API Limitations / Cost
Speaking of API, we still have no idea how this API will function in a production setting. What would the latency look like? What will be the associated costs? Will there be any rate limiting/throttling? What about SLA / uptime guarantees? What about data privacy and ownership of inputs and outputs?
Where do we go from here?
While there are several limitations and challenges, OpenAI has shown us what could be possible in the future.
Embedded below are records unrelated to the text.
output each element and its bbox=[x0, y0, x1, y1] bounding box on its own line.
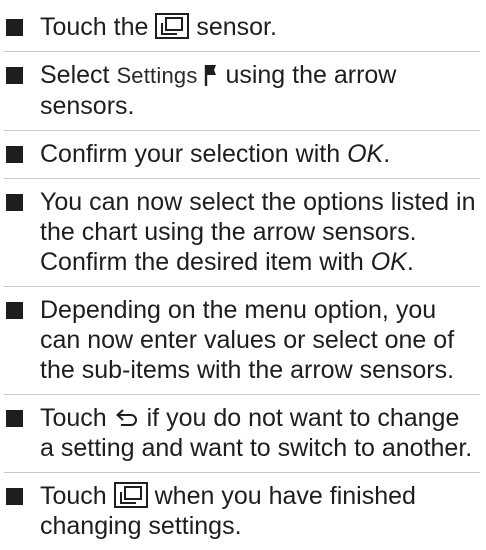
step-enter-values: Depending on the menu option, you can no… bbox=[4, 287, 480, 395]
bullet bbox=[6, 67, 23, 84]
bullet bbox=[6, 194, 23, 211]
ok-label: OK bbox=[347, 140, 384, 168]
step-text: Confirm your selection with OK. bbox=[40, 140, 391, 168]
back-arrow-icon bbox=[114, 408, 140, 430]
step-text: Touch when you have finished changing se… bbox=[40, 482, 416, 540]
bullet bbox=[6, 19, 23, 36]
bullet bbox=[6, 488, 23, 505]
step-select-settings: Select Settings using the arrow sensors. bbox=[4, 52, 480, 131]
step-finish: Touch when you have finished changing se… bbox=[4, 473, 480, 550]
settings-menu-word: Settings bbox=[116, 63, 198, 88]
step-confirm-ok: Confirm your selection with OK. bbox=[4, 131, 480, 179]
menu-sensor-icon bbox=[113, 482, 148, 508]
step-text: Select Settings using the arrow sensors. bbox=[40, 61, 397, 120]
bullet bbox=[6, 146, 23, 163]
step-text: Touch if you do not want to change a set… bbox=[40, 404, 473, 462]
step-text: You can now select the options listed in… bbox=[40, 188, 476, 276]
bullet bbox=[6, 302, 23, 319]
step-text: Touch the sensor. bbox=[40, 13, 277, 41]
menu-sensor-icon bbox=[155, 13, 190, 39]
flag-icon bbox=[204, 63, 218, 87]
instruction-list: Touch the sensor. Select Settings using … bbox=[0, 0, 486, 550]
step-select-options: You can now select the options listed in… bbox=[4, 179, 480, 287]
bullet bbox=[6, 410, 23, 427]
step-touch-menu-sensor: Touch the sensor. bbox=[4, 4, 480, 52]
step-text: Depending on the menu option, you can no… bbox=[40, 296, 455, 384]
step-touch-back: Touch if you do not want to change a set… bbox=[4, 395, 480, 473]
ok-label: OK bbox=[370, 248, 407, 276]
Remember the time the iPhone was launched? Before then Moto Razr was the hottest phone to have. The phone market was slowly but incrementally making improvements. But the iPhone completely turned the market upside down. It beautifully merged some of the advancements in hardware and software up until then into one product and made it accessible to a broader market like nobody had done before.
OpenAI’s API might just be an inflection point like that. It democratizes access to AI so that a much broader group of users can easily leverage it and build applications on top of it. It has the potential to be the AWS of modeling if they add more capabilities and build a rich ecosystem.
In the coming years, we can only expect the newer iterations of this model to get more and more powerful. After all, this is only the first step in OpenAI’s mission to achieve artificial general intelligence (AGI). An AI so powerful it can understand or learn any task that a human being can — something which is deeply exciting and terrifying at the same time.